Adorado na antiguidade, divinizado na Grécia e depois pouco a pouco
banido do terreno do pensamento, primeiro na própria Grécia clássica,
posteriormente com a modernidade tão séria e científica, o humor hoje retorna
com toda força. E o palhaço não apenas não está em crise (continua por aí,
rindo de tudo e de todos, principalmente de si mesmo, esta sua grande lição de
humildade) como saiu do circo e foi explorar outros ambientes. Já frequenta há
algum tempo os hospitais e pretende ir em busca de outros espaços onde sua
presença encantatória se faça necessária. O palhaço está na moda,
proliferando-se como poucas vezes na história.
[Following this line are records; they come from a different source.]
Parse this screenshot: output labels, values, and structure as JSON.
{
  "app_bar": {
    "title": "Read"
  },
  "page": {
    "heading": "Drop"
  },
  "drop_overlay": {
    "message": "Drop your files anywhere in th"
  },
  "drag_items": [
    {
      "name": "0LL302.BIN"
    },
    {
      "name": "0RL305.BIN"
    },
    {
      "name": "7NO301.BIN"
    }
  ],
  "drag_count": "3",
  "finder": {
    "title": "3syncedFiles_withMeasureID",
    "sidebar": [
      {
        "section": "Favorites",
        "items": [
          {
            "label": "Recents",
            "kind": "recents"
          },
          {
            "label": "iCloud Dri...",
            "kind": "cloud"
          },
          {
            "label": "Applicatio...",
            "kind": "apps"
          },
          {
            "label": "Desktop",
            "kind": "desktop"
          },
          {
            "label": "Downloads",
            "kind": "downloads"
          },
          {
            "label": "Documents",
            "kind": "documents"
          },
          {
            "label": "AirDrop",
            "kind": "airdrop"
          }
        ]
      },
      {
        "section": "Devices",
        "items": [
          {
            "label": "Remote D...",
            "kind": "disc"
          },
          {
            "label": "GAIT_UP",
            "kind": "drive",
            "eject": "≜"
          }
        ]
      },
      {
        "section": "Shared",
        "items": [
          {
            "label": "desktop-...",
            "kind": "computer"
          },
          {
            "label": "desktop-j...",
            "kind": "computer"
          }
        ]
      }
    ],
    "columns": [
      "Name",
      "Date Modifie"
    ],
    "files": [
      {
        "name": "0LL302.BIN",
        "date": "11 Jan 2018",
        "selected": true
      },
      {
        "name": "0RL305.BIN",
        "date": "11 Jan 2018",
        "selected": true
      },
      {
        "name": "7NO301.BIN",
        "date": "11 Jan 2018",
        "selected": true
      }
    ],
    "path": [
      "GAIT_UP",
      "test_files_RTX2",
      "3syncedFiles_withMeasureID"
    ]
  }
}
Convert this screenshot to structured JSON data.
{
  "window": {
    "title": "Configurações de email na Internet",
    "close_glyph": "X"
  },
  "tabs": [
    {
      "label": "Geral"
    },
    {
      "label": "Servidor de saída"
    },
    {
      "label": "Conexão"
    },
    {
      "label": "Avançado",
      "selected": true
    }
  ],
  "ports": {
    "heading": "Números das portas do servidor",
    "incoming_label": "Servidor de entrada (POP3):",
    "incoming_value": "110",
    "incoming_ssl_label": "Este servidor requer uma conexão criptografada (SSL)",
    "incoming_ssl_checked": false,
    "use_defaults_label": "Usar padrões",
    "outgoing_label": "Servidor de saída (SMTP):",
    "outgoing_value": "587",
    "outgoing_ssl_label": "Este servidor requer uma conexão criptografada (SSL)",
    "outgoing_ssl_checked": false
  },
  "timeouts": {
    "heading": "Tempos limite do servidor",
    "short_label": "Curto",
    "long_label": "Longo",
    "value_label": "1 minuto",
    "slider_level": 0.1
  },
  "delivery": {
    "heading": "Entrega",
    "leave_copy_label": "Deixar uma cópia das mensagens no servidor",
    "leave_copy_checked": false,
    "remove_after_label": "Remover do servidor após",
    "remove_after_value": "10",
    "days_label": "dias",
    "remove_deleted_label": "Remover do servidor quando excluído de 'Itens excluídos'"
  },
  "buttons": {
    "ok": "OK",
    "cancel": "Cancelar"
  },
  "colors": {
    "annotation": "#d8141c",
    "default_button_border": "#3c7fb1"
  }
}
Está no circo, mas também no teatro, na praça, na televisão, nos sinais
de trânsito e também em empresas e até em zonas de fronteira e miséria,
desdobrando-se para tentar gerar encontros potentes e promover a comunicação.
Se lutamos o tempo inteiro para nos ajustar, o palhaço nos mostra que este
ajuste perfeito não apenas não é possível como não é mesmo desejável, não
produz felicidade. O ridículo nos faz lembrar nossos próprios erros e
fracassos, destitui as relações de seus níveis hierárquicos e nos deixa a todos
num mesmo patamar de relações. O palhaço nos lembra que somos todos mortais,
todos um tanto gauches, um tanto desajeitados.
A pedagogia, que deveria por excelência ser algo da ordem do lúdico,
tornou-se pesada e burocrática, como a gorda bibliotecária de que falava
Nietzsche, sempre se empanturrando de mais e mais informações, mas incapaz de
uma sonora gargalhada.
Recentemente pudemos por em prática este ponto de vista quando, vestidos
como palhaços, nosso grupo de estudos e pesquisa, formado por professores e
estudantes de psicologia e de comunicação, participou ativamente do Mundo
Unifor, o evento acadêmico mais importante da Universidade de Fortaleza,
propondo uma pedagogia lúdica em que o palhaço é o principal professor. O
palhaço, não duvidem, está bem vivo. Pode ter nariz vermelho ou não, pode
habitar o circo, a mídia ou a universidade. E sua mensagem de alegria, mas
também de criticidade e de humildade, está cada vez mais atual. São tempos
sombrios (aqueles em que o riso corre o risco de ser censurado, em que o bobo
pode perder a cabeça ou Rafinha Bastos perder o emprego) que produzem, em
geral, as melhores oportunidades para o riso. Chaplin, que viveu os horrores de
duas guerras mundiais, que o diga.
Marcio Acselrad é doutor em comunicação pela Universidade Federal
do Rio de Janeiro (UFRJ) e coordenador do Laboratório de Estudos do Humor e do
Riso (Labgraça) na Universidade de Fortaleza (Unifor).